How are induced pluripotent stem cells made?
It starts by having specific transcription factors (OCT4/SOX2) which repress differentiation genes and activate pluripotency genes.
Why was it necessary to make induced pluripotent stem cells?
Induced pluripotent stem cells are important because embryonic stem cells come from early-stage embryos, raising significant ethical concerns on manipulating them, but taking cells from adult (somatic) cells seems less concerning.
What is transdifferentiation?
Transdifferentiation is the process where one mature, specialized (differentiated) cell type directly transforms into another, without first becoming a stem cell or going through a pluripotent stage. An example are fibroblasts (connective tissue cells) being reprogrammed directly into a neuron or cardiac muscle cell.
What is the medical significance of transdifferentiation?
Transdifferentiation is important for regenerative medicine because it avoids ethically concerning embryonic or even stem cells.
What are the medical applications of stem cell therapy?
The main example is regenerative medicine and the potential to repair or replace damaged tissue in place (e.g. turning scar-forming fibroblasts into heart muscle cells after a heart attack, or converting supporting glial cells in the brain into neurons to treat Parkinson’s or spinal cord injuries)
What role do phagocytes play in the removal of apoptotic cells?

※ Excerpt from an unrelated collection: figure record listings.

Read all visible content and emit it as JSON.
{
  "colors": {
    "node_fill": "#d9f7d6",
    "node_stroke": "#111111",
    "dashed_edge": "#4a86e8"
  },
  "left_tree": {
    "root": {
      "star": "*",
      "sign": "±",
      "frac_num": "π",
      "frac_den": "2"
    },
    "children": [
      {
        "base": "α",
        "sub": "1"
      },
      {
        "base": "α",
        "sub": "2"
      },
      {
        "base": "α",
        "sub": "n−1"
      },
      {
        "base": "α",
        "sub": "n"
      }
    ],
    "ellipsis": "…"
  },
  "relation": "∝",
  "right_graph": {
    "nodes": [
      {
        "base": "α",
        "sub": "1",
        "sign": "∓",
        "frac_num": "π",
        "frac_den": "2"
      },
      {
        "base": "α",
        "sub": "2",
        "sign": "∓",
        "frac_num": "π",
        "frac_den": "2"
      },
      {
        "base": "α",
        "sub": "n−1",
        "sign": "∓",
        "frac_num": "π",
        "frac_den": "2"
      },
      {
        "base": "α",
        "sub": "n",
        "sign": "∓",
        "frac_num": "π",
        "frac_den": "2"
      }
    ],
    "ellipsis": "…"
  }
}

What interactions take place between apoptotic cells and phagocytes?
Phagocytes are cells that read the eat me signals on apoptotic cells plasma membrane to know to engulf the apoptotic cells
What are the alternative pathways of programmed cell death? What are the mechanisms that lead to cell death for these alternative pathways?
-extrinsic pathway: secondary activation pathway as a response to external trauma
-pyroptosis: primary response to infectious microorganisms leading to release of inflammatory cytokines and death
-necroptosis: secondary cell death response to situations where apoptosis is inhibited (caspase inhibition)
-autophagy: cell recycling and death- lysosomes, etc.
What role do caspases have during the process of apoptosis?
A family of proteases called caspases bring about the events of apoptosis by digesting cell proteins and cleaving the proteins off (proteolytic executioners of programmed cell death). They create DNA fragments, nucleus fragments, cytoskeleton fragments, and golgi fragments.
What are the roles of effector proteins in the mitochondrial pathway of apoptosis? Focus on the role of Bax and Bak. What steps lead to cytochrome C release?
The Bcl-2 family of proteins, including Bax and Bak, act as effector proteins to regulate mitochondrial outer membrane permeabilization (MOMP). MOMP is irreversible and leads to the release of apoptotic factors such as cytochrome c. Once cytochrome c is released, it binds to Apaf-1, which activates caspase-9. This initiates the caspase cascade, leading to the execution phase of apoptosis.
Anti-apoptotic Bcl-2 family members (e.g., Bcl-2, Bcl-xL) bind to Bax and Bak, inhibiting their activation and preventing apoptosis.
Pro-apoptotic Bcl-2 family members promote Bax/Bak activation and function as activators in the apoptotic process.
BH3-only proteins (e.g., Bid) sense cellular stress and activate Bax and Bak, pushing the cell towards apoptosis.
What role does p53 have in DNA damage-induced apoptosis? What are the main molecules involved in this apoptotic pathway?
DNA damage leads to activation of ATM and CHK2 kinases, which phosphorylate and stabilize p53, increasing levels of p53. p53 then activates transcription of Bcl-2 family members, resulting in the elimination of cells with potentially harmful mutations. This is an intrinsic pathway that responds to spontaneous internal damage of vascular endothelium.